The Catholic Church wants to put a stop to the tradition where volunteers are truly crucified as part of the Easter celebration.
63 years old Ruben Enaje went to the cross already for the 35th time. His hands and feet were nailed with ten-centimeter nails to a wooden cross in a procession depicting Jesus’ way of suffering in Pampanga, in the northern parts of the Philippines. The drama of suffering on the hill of Calvary lasted ten minutes.
The piercing of the feet and hands with nails is an exceptional form of religious practice of the cross processions depicting the events of Easter. Ruben Enaje does not experience pain as a burden but as a competition that belongs to faith.
– I wonder what Jesus thought on the cross. The pain was not felt in the hands or feet, but in the whole body, says the axeman, who over the decades has also carried a cross he built himself, weighing tens of kilograms, Enaje tells news agency Reuters.
Enaje told in 2018 that he fell from the third floor at a construction site in the 1980s and was hospitalized. He considered his survival a miracle that calls for annual expressions of gratitude as long as the body endures the strain.
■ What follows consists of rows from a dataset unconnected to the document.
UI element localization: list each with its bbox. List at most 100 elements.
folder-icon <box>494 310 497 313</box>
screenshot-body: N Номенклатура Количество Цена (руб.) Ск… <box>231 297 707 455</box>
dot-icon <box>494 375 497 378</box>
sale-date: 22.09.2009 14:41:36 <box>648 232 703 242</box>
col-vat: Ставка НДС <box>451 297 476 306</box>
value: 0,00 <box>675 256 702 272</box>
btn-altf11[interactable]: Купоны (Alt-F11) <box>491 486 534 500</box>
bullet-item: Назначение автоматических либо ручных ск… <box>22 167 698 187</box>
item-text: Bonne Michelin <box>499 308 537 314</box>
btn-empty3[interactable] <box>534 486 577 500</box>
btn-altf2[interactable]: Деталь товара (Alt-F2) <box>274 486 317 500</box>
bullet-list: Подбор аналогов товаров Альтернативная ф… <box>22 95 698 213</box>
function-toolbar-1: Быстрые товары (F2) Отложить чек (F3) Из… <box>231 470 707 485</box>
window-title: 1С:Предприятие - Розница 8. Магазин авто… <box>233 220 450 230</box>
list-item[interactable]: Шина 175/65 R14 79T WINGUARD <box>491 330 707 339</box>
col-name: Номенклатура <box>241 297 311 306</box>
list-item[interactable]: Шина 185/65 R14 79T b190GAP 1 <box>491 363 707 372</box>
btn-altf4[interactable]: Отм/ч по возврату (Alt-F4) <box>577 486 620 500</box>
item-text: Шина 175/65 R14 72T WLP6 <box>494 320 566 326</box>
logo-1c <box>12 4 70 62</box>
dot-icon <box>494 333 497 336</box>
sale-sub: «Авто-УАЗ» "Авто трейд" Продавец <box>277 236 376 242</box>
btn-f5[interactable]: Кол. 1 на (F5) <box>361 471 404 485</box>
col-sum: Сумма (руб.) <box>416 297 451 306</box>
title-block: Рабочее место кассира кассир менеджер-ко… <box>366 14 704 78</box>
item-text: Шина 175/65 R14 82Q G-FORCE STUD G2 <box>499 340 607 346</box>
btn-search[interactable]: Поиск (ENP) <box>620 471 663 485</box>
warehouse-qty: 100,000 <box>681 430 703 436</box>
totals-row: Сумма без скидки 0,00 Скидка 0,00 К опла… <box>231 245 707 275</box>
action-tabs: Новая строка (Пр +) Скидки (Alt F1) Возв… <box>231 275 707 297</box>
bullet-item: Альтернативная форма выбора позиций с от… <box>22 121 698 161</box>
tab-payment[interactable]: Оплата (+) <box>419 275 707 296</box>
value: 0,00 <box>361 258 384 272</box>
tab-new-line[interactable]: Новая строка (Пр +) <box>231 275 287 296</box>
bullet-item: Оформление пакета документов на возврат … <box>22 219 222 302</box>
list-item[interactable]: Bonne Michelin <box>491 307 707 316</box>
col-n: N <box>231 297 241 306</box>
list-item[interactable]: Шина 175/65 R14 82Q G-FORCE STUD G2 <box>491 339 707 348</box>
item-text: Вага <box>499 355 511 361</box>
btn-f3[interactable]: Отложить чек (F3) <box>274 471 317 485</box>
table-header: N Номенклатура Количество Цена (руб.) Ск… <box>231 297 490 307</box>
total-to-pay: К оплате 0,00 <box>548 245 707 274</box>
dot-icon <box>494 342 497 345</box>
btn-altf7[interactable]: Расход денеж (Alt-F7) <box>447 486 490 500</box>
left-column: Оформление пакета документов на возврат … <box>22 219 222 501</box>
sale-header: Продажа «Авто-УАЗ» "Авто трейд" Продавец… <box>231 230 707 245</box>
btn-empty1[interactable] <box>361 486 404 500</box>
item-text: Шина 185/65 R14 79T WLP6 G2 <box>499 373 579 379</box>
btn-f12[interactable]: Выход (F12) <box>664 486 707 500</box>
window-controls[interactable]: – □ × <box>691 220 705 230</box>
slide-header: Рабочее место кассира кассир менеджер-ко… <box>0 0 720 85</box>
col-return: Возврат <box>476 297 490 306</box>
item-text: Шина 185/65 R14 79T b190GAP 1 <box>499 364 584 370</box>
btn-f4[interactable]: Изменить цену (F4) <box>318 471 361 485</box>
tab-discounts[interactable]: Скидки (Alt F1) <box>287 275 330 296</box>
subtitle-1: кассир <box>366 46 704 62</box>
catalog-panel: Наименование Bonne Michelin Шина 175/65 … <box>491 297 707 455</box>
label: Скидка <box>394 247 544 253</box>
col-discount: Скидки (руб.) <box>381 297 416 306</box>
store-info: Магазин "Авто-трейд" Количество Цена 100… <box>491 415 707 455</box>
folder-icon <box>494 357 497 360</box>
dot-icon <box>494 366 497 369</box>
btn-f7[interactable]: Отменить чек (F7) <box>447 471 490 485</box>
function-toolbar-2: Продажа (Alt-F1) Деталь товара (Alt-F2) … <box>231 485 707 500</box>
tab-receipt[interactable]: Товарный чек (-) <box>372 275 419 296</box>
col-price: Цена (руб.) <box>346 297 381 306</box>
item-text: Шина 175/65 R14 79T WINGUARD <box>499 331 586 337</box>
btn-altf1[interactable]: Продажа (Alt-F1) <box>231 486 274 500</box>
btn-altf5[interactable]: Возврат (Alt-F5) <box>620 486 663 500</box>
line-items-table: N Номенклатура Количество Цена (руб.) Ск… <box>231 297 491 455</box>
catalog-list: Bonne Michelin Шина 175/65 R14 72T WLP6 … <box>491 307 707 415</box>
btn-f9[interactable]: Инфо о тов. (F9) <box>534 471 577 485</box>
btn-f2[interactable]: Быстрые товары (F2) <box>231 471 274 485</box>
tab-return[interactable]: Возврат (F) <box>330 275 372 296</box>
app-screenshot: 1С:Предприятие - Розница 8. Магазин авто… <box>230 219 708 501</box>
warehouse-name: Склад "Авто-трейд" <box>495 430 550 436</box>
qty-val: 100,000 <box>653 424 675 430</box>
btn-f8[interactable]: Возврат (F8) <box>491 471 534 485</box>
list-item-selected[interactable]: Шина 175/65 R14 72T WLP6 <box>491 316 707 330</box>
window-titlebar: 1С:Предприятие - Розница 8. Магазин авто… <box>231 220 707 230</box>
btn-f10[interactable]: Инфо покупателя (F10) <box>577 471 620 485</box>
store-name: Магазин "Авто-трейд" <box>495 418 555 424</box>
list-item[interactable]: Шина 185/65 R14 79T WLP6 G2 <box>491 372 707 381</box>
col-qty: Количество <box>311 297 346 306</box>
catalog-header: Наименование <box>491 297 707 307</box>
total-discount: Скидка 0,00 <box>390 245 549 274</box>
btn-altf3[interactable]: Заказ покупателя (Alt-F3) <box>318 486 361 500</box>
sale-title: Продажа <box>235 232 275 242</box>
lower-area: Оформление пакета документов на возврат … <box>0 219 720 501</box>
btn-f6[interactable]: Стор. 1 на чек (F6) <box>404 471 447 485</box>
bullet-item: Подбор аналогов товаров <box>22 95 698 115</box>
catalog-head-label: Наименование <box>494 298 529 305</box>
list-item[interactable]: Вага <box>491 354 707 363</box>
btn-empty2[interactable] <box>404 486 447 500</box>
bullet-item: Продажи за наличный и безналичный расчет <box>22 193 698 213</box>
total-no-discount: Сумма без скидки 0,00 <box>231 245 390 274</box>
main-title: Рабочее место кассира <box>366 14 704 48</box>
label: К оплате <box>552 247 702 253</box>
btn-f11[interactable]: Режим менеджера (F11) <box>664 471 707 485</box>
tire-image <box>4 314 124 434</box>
This year, Enaje hopes that her crucifixion will promote peace in Gaza, Ukraine and the South China Sea.
The Easter procession is a popular tourist event. Over the years, the carpenter Enajo has also become a local celebrity, who is asked for help in illnesses and adversity.
The Catholic Church embraces the Philippine tradition
Catholicism is the dominant religion in the island nation of 110 million inhabitants. About 80 percent of the population belongs to the Catholic Church.
The Catholic Church does not unreservedly accept the extreme form of imitating the events of Calvary, but considers the tradition brutal.
Jesus is considered to have atoned for the sins of believers by dying on the cross, but instead of mutilation, the Vatican recommends prayers and devotions as a sufficient form of penance.
According to the leadership of the Catholic Church in the Philippines, Christians can profess their faith by, among other things, charity work and donating blood.
However, the nailing tradition is firmly rooted, especially in the northern parts of the Philippines. This year there were 11 crucified.
In addition, many young men flog themselves with belts and bamboo sticks, or cut their skin with shards of glass to shed blood to atone for their sins.